Awards and highlights
- Super Bowl champion (XLVII); First-team All-Big Ten (1986); Second-team All-Big Ten (1985);

= Andy Moeller =

American football player and coach (born 1964)

Andy Moeller is an American football coach and former player. He is the son of Gary Moeller. Moeller was a player for the Michigan Wolverines football team, and served with the team for eight years before joining the Baltimore Ravens.
 He replaced John Matsko in 2011 after Matsko was fired.

==Legal issues==
In the spring of 2011, Moeller was arrested for DUI, and was sentenced to 60 days in jail, though all but two of the days were suspended; Moeller was also placed on probation. The incident was his third alcohol-related arrest in four years. The NFL eventually suspended Moeller for the first two games of the 2011 NFL season.
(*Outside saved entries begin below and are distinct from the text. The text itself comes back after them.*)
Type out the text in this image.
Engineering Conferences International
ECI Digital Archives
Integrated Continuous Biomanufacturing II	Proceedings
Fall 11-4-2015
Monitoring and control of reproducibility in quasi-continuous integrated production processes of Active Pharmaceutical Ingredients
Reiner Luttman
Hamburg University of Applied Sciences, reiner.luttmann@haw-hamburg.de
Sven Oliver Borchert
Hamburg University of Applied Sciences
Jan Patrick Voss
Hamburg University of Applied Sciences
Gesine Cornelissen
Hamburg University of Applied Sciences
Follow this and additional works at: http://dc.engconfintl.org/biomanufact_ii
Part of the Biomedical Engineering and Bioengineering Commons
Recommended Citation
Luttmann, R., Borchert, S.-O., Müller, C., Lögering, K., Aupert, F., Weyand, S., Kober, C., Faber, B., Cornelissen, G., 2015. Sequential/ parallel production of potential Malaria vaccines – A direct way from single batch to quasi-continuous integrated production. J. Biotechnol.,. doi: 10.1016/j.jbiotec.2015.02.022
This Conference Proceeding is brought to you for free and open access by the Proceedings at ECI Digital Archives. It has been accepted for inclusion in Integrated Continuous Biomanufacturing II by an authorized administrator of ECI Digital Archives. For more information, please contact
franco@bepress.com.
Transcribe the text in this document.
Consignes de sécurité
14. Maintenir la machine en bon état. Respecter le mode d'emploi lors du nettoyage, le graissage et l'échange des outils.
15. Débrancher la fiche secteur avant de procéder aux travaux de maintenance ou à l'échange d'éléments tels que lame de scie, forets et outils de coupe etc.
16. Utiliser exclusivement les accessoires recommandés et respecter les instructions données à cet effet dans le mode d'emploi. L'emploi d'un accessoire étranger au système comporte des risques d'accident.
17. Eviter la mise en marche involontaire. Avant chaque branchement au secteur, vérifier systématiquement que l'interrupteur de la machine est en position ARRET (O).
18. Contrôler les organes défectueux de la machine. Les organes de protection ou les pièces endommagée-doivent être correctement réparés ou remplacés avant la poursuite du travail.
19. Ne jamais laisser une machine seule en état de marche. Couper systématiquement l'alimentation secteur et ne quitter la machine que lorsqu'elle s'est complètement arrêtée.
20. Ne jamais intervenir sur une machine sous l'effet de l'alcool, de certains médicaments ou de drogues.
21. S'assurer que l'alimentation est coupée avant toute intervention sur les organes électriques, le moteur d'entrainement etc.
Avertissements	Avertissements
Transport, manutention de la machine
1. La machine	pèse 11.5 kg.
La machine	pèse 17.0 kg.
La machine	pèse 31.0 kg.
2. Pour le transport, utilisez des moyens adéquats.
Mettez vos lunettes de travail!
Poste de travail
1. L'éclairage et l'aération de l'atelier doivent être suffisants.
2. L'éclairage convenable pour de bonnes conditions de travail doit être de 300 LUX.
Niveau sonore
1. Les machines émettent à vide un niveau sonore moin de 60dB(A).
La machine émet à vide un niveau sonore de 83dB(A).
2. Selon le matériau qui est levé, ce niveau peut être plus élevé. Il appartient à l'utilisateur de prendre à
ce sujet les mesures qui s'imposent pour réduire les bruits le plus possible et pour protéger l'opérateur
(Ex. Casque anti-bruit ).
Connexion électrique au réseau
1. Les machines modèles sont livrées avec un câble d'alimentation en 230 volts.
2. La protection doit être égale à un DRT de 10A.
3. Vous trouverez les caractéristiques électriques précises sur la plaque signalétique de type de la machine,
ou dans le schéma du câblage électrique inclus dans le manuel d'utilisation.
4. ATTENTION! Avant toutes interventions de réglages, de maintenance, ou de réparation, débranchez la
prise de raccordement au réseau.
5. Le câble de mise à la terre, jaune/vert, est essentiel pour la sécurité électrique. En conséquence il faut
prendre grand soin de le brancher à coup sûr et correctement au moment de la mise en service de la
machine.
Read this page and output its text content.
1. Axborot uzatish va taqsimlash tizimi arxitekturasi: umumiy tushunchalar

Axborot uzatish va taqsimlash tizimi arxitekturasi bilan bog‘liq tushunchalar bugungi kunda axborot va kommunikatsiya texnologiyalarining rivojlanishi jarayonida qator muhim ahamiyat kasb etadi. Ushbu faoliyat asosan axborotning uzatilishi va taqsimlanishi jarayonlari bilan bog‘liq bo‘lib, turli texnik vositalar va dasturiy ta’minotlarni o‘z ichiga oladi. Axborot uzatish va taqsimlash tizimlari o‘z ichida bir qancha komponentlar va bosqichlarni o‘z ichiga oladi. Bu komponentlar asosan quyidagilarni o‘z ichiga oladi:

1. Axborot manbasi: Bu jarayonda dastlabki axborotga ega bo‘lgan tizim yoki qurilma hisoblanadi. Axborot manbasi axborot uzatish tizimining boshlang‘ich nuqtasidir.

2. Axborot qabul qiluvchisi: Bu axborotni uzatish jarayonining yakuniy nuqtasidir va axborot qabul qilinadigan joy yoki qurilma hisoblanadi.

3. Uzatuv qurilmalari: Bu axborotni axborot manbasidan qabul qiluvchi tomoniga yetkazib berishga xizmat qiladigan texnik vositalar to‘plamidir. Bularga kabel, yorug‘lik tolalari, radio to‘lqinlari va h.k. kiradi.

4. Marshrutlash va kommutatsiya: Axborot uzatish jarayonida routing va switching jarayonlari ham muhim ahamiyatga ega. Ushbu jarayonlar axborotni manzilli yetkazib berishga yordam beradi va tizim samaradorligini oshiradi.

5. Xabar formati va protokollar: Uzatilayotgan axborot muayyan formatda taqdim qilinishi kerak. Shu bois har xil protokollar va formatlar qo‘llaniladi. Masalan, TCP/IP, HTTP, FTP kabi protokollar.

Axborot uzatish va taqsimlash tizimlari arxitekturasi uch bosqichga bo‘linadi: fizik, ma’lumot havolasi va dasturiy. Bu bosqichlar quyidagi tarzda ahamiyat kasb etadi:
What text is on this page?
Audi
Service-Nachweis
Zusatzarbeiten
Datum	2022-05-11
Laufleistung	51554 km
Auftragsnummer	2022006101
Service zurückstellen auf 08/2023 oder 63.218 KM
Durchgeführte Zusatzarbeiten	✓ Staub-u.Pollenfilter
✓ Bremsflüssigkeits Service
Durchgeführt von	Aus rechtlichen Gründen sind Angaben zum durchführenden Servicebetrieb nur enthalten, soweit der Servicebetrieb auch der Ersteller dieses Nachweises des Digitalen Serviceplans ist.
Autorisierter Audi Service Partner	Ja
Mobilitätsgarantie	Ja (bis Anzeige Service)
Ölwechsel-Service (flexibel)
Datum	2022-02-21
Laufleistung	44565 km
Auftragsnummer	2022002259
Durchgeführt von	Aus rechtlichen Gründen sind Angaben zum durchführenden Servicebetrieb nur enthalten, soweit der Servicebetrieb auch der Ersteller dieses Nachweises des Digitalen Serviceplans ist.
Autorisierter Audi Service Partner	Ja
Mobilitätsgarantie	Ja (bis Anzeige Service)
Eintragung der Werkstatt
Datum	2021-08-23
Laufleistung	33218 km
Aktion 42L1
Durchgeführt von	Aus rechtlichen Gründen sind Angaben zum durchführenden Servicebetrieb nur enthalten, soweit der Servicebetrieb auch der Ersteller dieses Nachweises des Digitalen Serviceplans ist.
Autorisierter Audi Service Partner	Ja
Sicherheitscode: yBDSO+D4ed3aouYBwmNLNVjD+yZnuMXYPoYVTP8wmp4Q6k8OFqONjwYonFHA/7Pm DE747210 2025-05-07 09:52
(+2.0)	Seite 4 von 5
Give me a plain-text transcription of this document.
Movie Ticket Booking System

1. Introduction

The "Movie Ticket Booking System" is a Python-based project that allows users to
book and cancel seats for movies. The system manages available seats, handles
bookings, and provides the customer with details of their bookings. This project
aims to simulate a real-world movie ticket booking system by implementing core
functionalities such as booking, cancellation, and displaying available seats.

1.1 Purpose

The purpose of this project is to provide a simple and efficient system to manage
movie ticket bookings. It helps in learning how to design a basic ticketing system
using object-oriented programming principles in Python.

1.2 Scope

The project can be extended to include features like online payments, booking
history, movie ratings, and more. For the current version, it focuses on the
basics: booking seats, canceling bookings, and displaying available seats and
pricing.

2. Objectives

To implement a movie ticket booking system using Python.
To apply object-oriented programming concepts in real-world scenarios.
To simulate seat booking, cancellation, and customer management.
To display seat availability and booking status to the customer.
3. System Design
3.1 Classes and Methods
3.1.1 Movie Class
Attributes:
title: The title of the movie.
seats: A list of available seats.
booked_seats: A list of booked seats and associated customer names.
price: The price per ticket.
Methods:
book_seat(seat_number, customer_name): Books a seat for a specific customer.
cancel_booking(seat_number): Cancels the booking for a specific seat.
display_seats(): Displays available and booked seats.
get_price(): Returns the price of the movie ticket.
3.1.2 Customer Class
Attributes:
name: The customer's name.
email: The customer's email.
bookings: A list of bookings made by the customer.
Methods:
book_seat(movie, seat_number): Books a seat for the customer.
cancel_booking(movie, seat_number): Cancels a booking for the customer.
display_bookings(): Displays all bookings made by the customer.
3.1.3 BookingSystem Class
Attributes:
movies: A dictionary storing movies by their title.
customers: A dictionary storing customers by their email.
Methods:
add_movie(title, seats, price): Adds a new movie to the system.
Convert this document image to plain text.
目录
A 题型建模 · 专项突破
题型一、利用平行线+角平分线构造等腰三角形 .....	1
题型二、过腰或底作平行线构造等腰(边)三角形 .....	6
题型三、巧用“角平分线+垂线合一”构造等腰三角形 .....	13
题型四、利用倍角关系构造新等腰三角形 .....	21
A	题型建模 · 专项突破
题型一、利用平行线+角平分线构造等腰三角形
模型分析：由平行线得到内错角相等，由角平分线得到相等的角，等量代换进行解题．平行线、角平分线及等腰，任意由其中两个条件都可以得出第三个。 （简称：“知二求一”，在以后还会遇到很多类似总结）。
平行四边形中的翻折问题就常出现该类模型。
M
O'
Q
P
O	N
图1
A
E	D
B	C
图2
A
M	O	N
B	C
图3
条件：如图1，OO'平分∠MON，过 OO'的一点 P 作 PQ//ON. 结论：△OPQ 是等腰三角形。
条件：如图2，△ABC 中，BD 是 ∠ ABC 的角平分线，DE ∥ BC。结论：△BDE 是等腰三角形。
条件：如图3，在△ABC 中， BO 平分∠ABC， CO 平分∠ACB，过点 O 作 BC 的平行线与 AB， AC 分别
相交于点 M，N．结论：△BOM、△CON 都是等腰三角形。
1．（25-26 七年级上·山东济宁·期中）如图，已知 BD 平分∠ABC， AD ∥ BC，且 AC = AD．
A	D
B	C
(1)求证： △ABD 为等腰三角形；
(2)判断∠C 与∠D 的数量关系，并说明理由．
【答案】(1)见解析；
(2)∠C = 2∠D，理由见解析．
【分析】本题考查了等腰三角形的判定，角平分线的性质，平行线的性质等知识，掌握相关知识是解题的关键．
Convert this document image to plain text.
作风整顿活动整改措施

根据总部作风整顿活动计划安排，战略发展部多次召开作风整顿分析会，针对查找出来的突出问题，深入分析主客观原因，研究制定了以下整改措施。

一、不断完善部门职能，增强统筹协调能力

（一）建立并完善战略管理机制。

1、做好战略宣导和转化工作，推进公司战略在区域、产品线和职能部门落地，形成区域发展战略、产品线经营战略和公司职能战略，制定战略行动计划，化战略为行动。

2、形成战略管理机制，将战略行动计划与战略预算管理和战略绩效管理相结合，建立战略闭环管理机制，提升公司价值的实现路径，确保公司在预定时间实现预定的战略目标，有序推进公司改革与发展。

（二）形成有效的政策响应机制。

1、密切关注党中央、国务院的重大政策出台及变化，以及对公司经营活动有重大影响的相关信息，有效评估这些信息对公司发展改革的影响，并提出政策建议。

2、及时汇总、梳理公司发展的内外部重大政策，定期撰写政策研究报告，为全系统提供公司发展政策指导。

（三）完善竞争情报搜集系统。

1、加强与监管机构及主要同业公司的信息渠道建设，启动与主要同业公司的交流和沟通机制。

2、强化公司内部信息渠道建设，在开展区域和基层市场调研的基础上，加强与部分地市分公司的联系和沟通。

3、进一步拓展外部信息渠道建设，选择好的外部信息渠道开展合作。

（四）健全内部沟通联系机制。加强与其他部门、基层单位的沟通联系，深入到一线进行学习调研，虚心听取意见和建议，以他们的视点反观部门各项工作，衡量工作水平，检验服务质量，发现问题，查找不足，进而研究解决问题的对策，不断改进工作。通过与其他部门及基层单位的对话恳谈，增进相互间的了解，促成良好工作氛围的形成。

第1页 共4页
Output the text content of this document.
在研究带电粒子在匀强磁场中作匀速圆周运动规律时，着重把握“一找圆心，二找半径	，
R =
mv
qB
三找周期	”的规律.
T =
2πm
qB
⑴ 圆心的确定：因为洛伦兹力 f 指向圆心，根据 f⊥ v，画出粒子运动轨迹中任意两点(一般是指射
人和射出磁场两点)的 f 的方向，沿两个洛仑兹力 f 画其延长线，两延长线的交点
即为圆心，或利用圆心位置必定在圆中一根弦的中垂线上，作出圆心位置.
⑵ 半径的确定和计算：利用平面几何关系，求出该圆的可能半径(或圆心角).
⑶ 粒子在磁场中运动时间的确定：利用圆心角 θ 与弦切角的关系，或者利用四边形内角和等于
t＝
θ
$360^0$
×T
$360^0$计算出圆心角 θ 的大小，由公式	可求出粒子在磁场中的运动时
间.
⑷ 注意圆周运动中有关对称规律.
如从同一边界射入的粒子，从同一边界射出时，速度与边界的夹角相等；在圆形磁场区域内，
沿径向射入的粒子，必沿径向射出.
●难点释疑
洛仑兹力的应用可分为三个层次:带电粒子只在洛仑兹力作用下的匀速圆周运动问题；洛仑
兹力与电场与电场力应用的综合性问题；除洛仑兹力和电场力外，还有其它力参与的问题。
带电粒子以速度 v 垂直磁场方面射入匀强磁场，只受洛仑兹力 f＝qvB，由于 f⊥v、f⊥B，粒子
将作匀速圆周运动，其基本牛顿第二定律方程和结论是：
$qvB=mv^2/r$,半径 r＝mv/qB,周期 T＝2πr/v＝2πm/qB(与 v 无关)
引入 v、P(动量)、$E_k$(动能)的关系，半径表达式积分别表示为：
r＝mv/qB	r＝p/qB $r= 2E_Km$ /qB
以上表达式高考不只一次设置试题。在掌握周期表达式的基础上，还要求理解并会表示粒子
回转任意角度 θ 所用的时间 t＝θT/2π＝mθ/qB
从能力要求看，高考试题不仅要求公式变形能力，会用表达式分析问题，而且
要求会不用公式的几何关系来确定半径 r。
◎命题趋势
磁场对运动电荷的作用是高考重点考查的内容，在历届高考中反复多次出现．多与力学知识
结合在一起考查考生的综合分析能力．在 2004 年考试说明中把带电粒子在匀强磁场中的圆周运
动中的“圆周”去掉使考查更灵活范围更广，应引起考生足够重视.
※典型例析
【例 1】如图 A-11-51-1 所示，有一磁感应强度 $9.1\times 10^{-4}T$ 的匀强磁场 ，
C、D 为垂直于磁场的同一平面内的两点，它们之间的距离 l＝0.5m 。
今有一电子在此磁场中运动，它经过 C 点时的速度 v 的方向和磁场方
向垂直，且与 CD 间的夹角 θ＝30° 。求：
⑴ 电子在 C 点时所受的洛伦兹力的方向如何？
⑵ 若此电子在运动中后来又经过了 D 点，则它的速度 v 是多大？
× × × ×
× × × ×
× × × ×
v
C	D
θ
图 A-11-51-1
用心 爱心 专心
After winning Super Bowl XLVII, Juan Castillo became the run game coordinator and the new offensive line coach, making Moeller the assistant OL coach.

After joining the Cleveland Browns staff in September 2015, Moeller was suspended indefinitely by the Browns for allegedly assaulting a woman in his home.

Moeller and the Browns mutually parted ways before the team's 2015 home opener on September 27, 2015.